Imagine a world, in a not too distant future, in which you are surrounded by people who love and care about whatever might be left of your elderly fragile self and who would be legally allowed to help you end it all when you want and if you cannot do it yourself. It is reasonable to expect that in such a legal climate you may confuse your mind as well as the minds of those who care about you most. You may make a decision to end your life that you might never have made if the relevant legislation was not in place. What is more, the people you ask for help may find themselves reluctant to do so – yet short of excuses to say no.
This is a world that the moral philosopher Mary Warnock may yet live to see. This is the world which in Holland and Switzerland, where assisted suicide and voluntary euthanasia are legal, is not a projection of the future but very much the contemporary reality. It is this reality that makes it possible for a country like Holland to push the boundaries and recently start thinking about the possibility of offering a lethal potion to people over 70 who consider their lives complete. Baroness Warnock, who was a member of the House of Lords select committee on euthanasia, and who has now written Dishonest to God in which she covers extensively the topics of euthanasia and assisted suicide, may not welcome a future in which old age, in itself, constitutes a reason good enough to help someone die.
Liberated from fears of possible predicaments, Warnock’s plea concerns a small minority of our society, those who are most desperate, whose prolonged suffering in an age in which so much has been done to improve the quality of people’s lives, poses a challenge to British law.
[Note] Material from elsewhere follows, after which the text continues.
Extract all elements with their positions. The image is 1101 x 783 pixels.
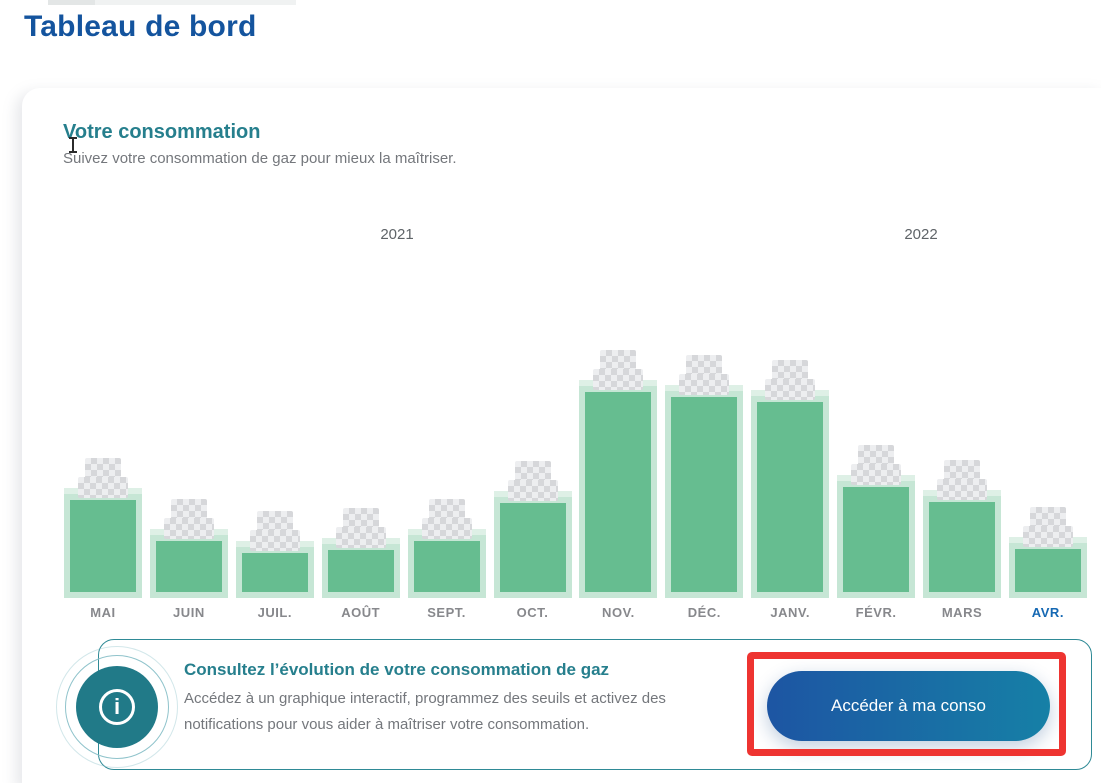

In a public debate, held at the Royal Geographical Society on October 19, she was one of three speakers, alongside Debbie Purdy, multiple sclerosis sufferer and campaigner, and Emily Jackson, Professor of Law at the London School of Economics, who all argued for a change in the law, and in particular demanded more clarity in the law, in relation to the circumstances under which the terminally ill are allowed to die. The three speakers against the motion were Lord Carlile, Liberal Democrat peer and chairman of Care Not Killing, Lord Harries of Pentregarth, former Bishop of Oxford and now Professor of Divinity at Gresham College, London, and Dr Patrick Stone, Macmillan Reader in Palliative Medicine at St George’s, University of London.
Emily Jackson argued that the new legislation would enhance people’s choices, helping them “make the most important decision about their lives – how to die” while Mary Warnock argued that it is not quite right “to turn a blind eye if it is not in our back yard.” In other words, how can it be right to watch people travel to a clinic in Switzerland so they can be helped to die, and at the same time argue it is not right to legalise assisted dying here in the UK.
One possible response would be to say that we should separate moral questions from legal questions but, as Warnock argues in her book, it makes sense to think that law making should be governed by moral reasoning. However, the concept of morally founded legislation is wide and by moral concerns, in particular in the case of legalizing assisted suicide, we may mean moral convictions that are derived from religious belief. Warnock questions “whether those moral convictions that are derived from religious belief carry special authority.” Looking in the direction of liberality, she points at the danger of religion and “its claim to absolute immutable moral knowledge which, if justified, would indeed give its adherents a special place in instructing others how to behave.”
It is true that proposed legal changes about people’s right to die, which concerns mostly a minority of society, those who suffer most, will unburden them from legal and, in some cases, moral instructions about how and when to die. Of course, people who firmly believe in the “sanctity of life” will be unlikely to change their views in the light of new legislation.
As for the great majority of those who, as they approach old age, might start questioning the value of their lives, and who in the absence of firm legal instructions and living in a more liberal climate in which the questions of life and death are being considered, will in some cases be left in a dark and confusing place, this will be the price to pay, in the name of liberalism and those who suffer most.
And if this kind of liberalism, that advocates of legalizing assisted suicide, including Mary Warnock, propose is where we are heading, it would perhaps not be unreasonable to ask people like Debbie Purdy to look beyond themselves when insisting on their right to make a decision about their own lives.
For it is the decisions made by the terminally ill that affect not only their own lives but also the lives of others. The act of helping someone to die changes things; it plants new seeds of doubts in the minds of those who would otherwise not doubt whether they should still be here. It also puts more pressure on those who are asked to help, defusing their reluctance to assist someone to die. But perhaps this reluctance, even when defused in this way, cannot negate its roots, an unavoidable sense of guilt in doing something which they sense is fundamentally wrong, a deep sense that helping end an innocent life can never be morally right. Holding on tight to this reluctance is something from which the liberally-minded should be careful not to discourage us.